Voici le petit dernier des Allusifs. Oui, les Allusifs, vous vous souvenez ? C’est l’un des joyaux que j’avais rapportés du dernier Salon du Livre de Paris. Les Allusifs, cette Grande petite maison de la Francophonie, cet éditeur à l’indépendance bienvenue, se consacre essentiellement à la publication de courts romans - des formats volontairement réduits, voire miniatures - émanant d’écrivains du monde entier. Voilà favorisée une nouvelle norme créative, d’autant que bien des auteurs du catalogue étaient jusque-là méconnus...
Monsieur Pain, le vingt et unième opus publié, nous plonge dans un Paris au triste printemps. L’année 1938 n’est pas la pire époque que la capitale française ait connue mais l’ombre de la guerre civile espagnole plane sur le décor. Car le monde est un petit théâtre des émotions qui, quoi qu’on fasse, réunit toujours les contraires, tue vos amis et vous impose ses règles immuables. Cela commence par des vies parallèles qui se déroulent sans mêler leurs souffrances : un poète, Vallejo, qui se meurt à la clinique Arago, en proie à un hoquet incoercible accompagné de fièvres incurables ; ailleurs un certain Pierre Pain, qui fêta ses vingt ans en se brûlant les poumons à Verdun, se consacre à son appauvrissement par défi, comme une bravade inutile face à une société qui l’ignore après l’avoir envoyé sur les fronts de la Grande Guerre. Ces vies entremêlées dans une dimension autre dessineront un cercle surnaturel qui englobera d’autres protagonistes : une amie de l’épouse du poète s’ouvre à monsieur Pain, qui est aussi un peu guérisseur et féru de sciences occultes, pour qu’il tente d’enrayer ce hoquet du diable. Mais comme dans l’enfer de Dante, c’est le cercle qui mangera l’homme : ce candide de Pierre Pain, qui aurait pu arracher Vallejo à la mort, s’abîmera dans l’angoisse d’un labyrinthe psychique, vaincu par des forces démoniaques, impuissant à juguler l’agonie du poète qui semble accomplir un rite effrayant.

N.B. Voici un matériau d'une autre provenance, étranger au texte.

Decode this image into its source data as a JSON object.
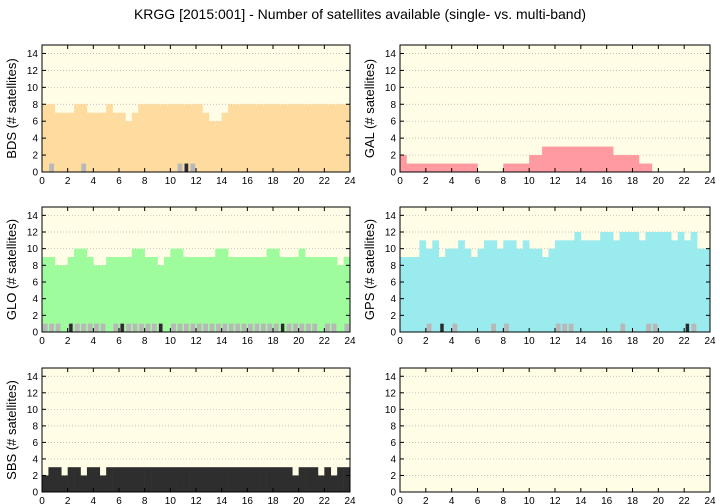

Roberto Bolaño est l’un des grands écrivains contemporains du Chili. Né en 1953, il décéda en Espagne en juillet 2003. Ses cendres furent dispersées au-dessus de la Méditerranée. Geste symbolique pour cet homme épris d’ésotérisme qui nous laisse comme testament ce roman envoûtant aux multiples voix. Mystérieux et imprégné de paraboles, ce texte traite de l’impossibilité de concilier monde réel et subjectivités humaines - problème insoluble. Et cela se traduit dans la narration : le récit épouse la progression d’une maladie, ou plutôt d’un état hypnotique qui, selon les théories du mesmérisme (Pierre Pain est un adepte de cette doctrine), inverserait le processus des dérèglements nerveux induits par le malade lui-même, et provoquerait la guérison par l’oubli. Ainsi les pérégrinations de Monsieur Pain dégénèrent-elles en une errance pathologique, transe médiumnique d’un homme seul, perdu dans un Paris onirique, fragmenté en paysages mentaux alarmants, sous une pluie interminable et froide ; un homme sans cesse égaré dans des lieux encombrés d’objets abandonnés - les choses dérisoires d’une humanité qui s’évanouit -, aux prises avec les figures emblématiques de sa vie pleine de rêves prémonitoires et de magie noire, où les véritables ennemis ne sont pas les soldats croisés jadis à la guerre, mais des êtres cauchemardesques catapultés depuis l’enfance, le territoire de la faute.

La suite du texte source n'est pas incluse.